Nicole’s whole body was burning. “That’s not what happened! That’s not what fucking happened, and you know it!”
“Of course that’s what happened, sweetheart.
You were so stressed. You were so desperate to prove yourself.
It was so hard for me to see you like that.
To see both of you like that. My son, working so hard, and for what?
So his wife could slave away and lose sleep—lose her own babies—over a job that she didn’t need?
Oh, Nicole. I didn’t think you needed to take on more stress.
I didn’t think you needed to work longer hours or travel across the country twice a month.
I didn’t think you needed to spend your nights at USC sitting in on a silly contract law class.
But I would have never told you to quit. You did that. Nobody else—”
“I need you to leave.”
“Nicole,” Cynthia said. “I expect my son back in this house by the time my grandchild is born. Whatever’s going on with you, get it out of your system.
And quickly. Because when that baby is finally here, you’ll realize it.
That family comes first. That a mother will do anything for her child. That—”
“You don’t know me,” Nicole said. “And you don’t have a clue what I would or wouldn’t do for my child.”
“But I do know you, Nicole.” She lifted the sonogram off the counter.
“So believe me when I tell you this, because the sooner you realize it, the better. You’re the one who’s calling the shots.
You’re the one with the ring on her finger.
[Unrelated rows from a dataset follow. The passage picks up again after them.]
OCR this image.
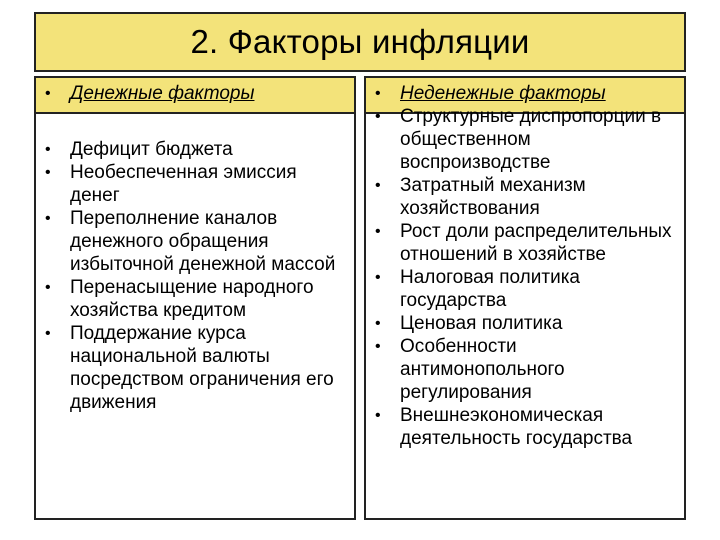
2. Факторы инфляции
• Денежные факторы
• Дефицит бюджета
• Необеспеченная эмиссия денег
• Переполнение каналов денежного обращения избыточной денежной массой
• Перенасыщение народного хозяйства кредитом
• Поддержание курса национальной валюты посредством ограничения его движения
• Неденежные факторы
• Структурные диспропорции в общественном воспроизводстве
• Затратный механизм хозяйствования
• Рост доли распределительных отношений в хозяйстве
• Налоговая политика государства
• Ценовая политика
• Особенности антимонопольного регулирования
• Внешнеэкономическая деятельность государства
All those other girls—they don’t matter.
He’s coming home to you. I just hope you realize that before you break up your family.
That you’ll never have a chance at a life like this again. ”
Nicole closed her eyes and gritted her teeth. “Get out of my house.”
Cynthia smiled, then walked toward the foyer, sonogram in hand. She picked up her purse by its gold-knotted chain, then put her hand on the doorknob and turned to Nicole.
“It’s not your house, sweetheart,” she said. “Surely you know that by now.”